Within two weeks, Croswell’s total employment fell from 125 to four. But it couldn’t get rid of fixed costs like insurance and maintenance for its fleet of 70 buses.

“We had just leveraged up because we had some new, very exciting shuttle contracts, so we had just bought some new motor coaches and mini-buses (and) we were planning for our 100th anniversary for 2021,” Croswell said. “Our problem is, we need our fleet of buses up and ready to go at all times. We can’t just mothball things. We might need a whole fleet of buses one day and no buses for the next 30 days.”

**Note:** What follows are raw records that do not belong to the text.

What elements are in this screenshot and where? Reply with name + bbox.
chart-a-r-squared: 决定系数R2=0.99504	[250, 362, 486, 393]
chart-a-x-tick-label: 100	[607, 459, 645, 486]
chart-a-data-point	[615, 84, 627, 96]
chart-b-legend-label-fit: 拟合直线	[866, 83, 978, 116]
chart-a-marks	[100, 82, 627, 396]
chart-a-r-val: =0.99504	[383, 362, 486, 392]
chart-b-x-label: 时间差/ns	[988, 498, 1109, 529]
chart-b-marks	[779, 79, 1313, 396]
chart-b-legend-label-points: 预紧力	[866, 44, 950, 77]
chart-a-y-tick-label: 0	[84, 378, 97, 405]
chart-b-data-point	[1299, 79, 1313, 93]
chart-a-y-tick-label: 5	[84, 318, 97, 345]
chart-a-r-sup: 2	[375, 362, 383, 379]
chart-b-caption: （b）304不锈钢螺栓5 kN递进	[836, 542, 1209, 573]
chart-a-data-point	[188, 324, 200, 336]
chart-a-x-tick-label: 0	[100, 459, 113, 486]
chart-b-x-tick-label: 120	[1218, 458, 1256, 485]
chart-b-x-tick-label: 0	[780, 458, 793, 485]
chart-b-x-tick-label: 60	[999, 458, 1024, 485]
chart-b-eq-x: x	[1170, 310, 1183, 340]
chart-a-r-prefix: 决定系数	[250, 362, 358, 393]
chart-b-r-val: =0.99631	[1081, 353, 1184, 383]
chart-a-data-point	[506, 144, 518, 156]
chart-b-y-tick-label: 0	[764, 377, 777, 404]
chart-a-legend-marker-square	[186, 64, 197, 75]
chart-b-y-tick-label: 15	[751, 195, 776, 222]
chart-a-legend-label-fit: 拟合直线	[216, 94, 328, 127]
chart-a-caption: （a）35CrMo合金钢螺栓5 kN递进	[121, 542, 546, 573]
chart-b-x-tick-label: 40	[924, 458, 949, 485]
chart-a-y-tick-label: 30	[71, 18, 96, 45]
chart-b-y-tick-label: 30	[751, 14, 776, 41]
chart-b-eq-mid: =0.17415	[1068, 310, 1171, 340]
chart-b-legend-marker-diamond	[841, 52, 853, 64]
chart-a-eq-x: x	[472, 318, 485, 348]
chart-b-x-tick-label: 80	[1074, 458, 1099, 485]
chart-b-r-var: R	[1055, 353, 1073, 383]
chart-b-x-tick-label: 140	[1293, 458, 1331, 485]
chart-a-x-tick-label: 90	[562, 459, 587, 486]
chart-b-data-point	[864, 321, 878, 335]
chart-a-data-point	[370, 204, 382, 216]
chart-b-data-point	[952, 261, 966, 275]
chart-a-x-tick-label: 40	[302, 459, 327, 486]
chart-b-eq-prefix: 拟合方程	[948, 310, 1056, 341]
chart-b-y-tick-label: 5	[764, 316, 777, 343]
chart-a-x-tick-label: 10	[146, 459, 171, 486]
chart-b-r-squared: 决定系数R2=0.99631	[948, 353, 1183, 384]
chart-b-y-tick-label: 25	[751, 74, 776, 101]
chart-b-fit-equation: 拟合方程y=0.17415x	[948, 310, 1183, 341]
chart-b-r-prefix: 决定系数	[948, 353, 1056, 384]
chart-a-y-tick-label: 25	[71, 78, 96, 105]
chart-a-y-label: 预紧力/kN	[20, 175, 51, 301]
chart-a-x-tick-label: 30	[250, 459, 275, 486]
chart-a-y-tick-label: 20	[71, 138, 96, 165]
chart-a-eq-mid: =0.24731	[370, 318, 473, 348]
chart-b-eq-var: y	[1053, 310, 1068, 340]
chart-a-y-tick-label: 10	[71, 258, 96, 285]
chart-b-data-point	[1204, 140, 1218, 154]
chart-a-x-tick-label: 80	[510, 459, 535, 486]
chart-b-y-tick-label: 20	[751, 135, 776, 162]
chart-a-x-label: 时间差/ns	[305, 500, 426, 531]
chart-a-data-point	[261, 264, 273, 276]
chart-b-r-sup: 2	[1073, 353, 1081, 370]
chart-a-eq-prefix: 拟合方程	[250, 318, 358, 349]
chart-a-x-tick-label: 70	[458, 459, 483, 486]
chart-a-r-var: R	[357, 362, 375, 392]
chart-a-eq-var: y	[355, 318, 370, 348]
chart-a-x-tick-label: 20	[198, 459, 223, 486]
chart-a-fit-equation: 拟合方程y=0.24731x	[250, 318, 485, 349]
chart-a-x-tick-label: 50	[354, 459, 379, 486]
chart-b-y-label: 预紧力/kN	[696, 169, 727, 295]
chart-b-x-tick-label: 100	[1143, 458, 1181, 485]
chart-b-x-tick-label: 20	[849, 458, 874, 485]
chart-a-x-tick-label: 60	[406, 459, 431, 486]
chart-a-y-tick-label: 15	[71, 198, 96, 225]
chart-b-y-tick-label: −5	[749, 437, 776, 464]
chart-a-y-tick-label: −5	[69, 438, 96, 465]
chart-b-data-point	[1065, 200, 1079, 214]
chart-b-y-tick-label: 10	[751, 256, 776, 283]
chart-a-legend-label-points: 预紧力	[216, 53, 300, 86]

Croswell brought 25 employees back when its PPP loans were approved April 7. That number has since risen to about 40 as the company picked up new business from hurricane relief agencies and hauling military troops to Washington, D.C. While he thinks the worst is over, Croswell said his company still has plenty of challenges ahead as he tries to lure back bus drivers who moved on to other jobs and waits for an anxious public to get comfortable with group travel again.

“We’re building a nice, big anniversary schedule. Is there going to be a pent-up demand? I would hope so,” he said. “We just got to plan for a very positive future and see what it does.”